YodaQA in non-English languages
pasky opened this issue · 1 comments
Quite often, we recently get enquiries about porting YodaQA to other languages than English. It's not insormountable, as there are just a few language-specific components in YodaQA. This issue is meant to give an overview of what needs to be done (akin to #17 for domain porting) as well as possibly track progress to make YodaQA more language-independent (isolating everything language-specific in a better-defined way and improving the porting docs).
First, one option is to just translate the question to English and translate the answer back. :) For some applications, this may be feasible. We won't discuss this option further.
I'll edit the comment below later in case I forget something. For general intro in how YodaQA works, the best resource right now are the slides linked from https://ailao.eu/yodaqa/science.html - we assume familiarity with that.
First, it's important to come up with some set of gold standard questions in your language - that is, examples of typical user questions + correct answers. This is important mainly to clarify your expectations of the QA system and evaluating how good it is and what the next weak points are. We also use such a set in English to train YodaQA's machine learning classifiers, but for that the bare minimum is ~400 training questions, which is a lot of work; on the other hand, it should be fine not to retrain YodaQA at first during porting and just rely on the pretrained classifiers, then you need just a bunch of examples to start with (say, 50+).
We chiefly use Stanford Parser - if it supports your language, that greatly improves the situation. Another matter is if it supports deep parsing incl. constituents or only part-of-speech tagging. No matter which, you'll probably need to review question analysis classes FocusGenerator and SVGenerator which contains grammatic rules for finding question focus and selection verb. Basically, you'll probably want to rewrite the rules in these two classes, but don't worry - it's pretty easy to come up with some rules based on parses of your gold standard questions (you did collect 50+, right?) - even without deep parsing, just based on part-of-speech tags and word positions.
For LAT handling, we use Wordnet - it'd be good to have a port to your language.

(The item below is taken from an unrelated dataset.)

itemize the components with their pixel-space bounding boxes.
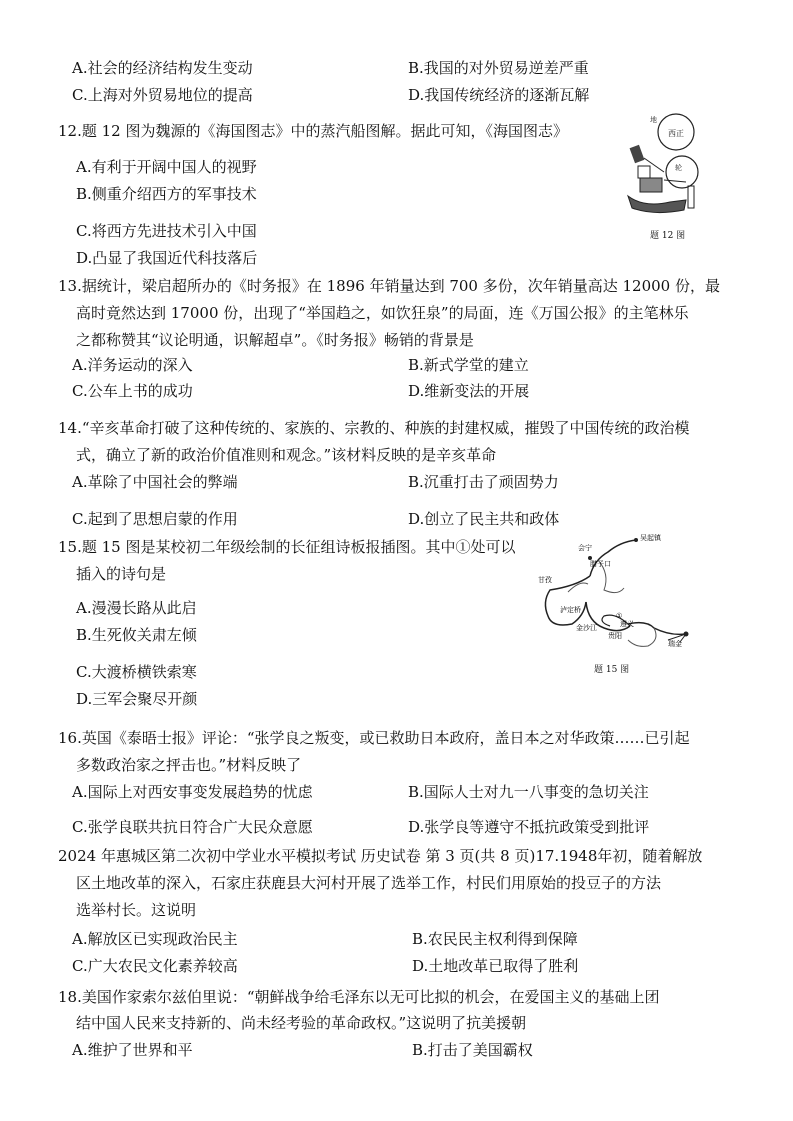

It's not 100% necessary but for good functionality, another way of dealing with word similarity must be introduced if it's not available. You'll also need to edit LATByFocus class to replace the English words (synsets) with your language's, and LATByQuantity to do the same thing.
We also rely on DBpedia (which you can get in most languages), Freebase (which should have some labels in many languages, but not in the endpoint we run!) and Wikipedia (obviously available in most languages). You can use only a subset of these resources too. If you want to answer questions based on texts, not just RDF knowledge bases, you'll need a parser that can output constituents, or rely on a named entity detector.
For entity linking, we use DBpedia in combination with a dataset that's part of the label-lookup repo - you'd need to replace that with your list of Wikipedia article labels; not sure if crosswikis equivalent
dataset (which we also use for label lookup) is available too for other languages.
Actually, as a result of a recent one-day hackathon, we have created a very basic port of YodaQA to Czech. This work is in the d/movies branch, so looking at the diff can give you some idea about the essentials - it's not that a big diff!
This localization does not use Wikipedia and Freebase, only DBpedia. One important divergence from the above is that we used external (unfortunately not openly available) tools for entity linking and part-of-speech tagging (deep parsing is not available for Czech). It's still a work in progress.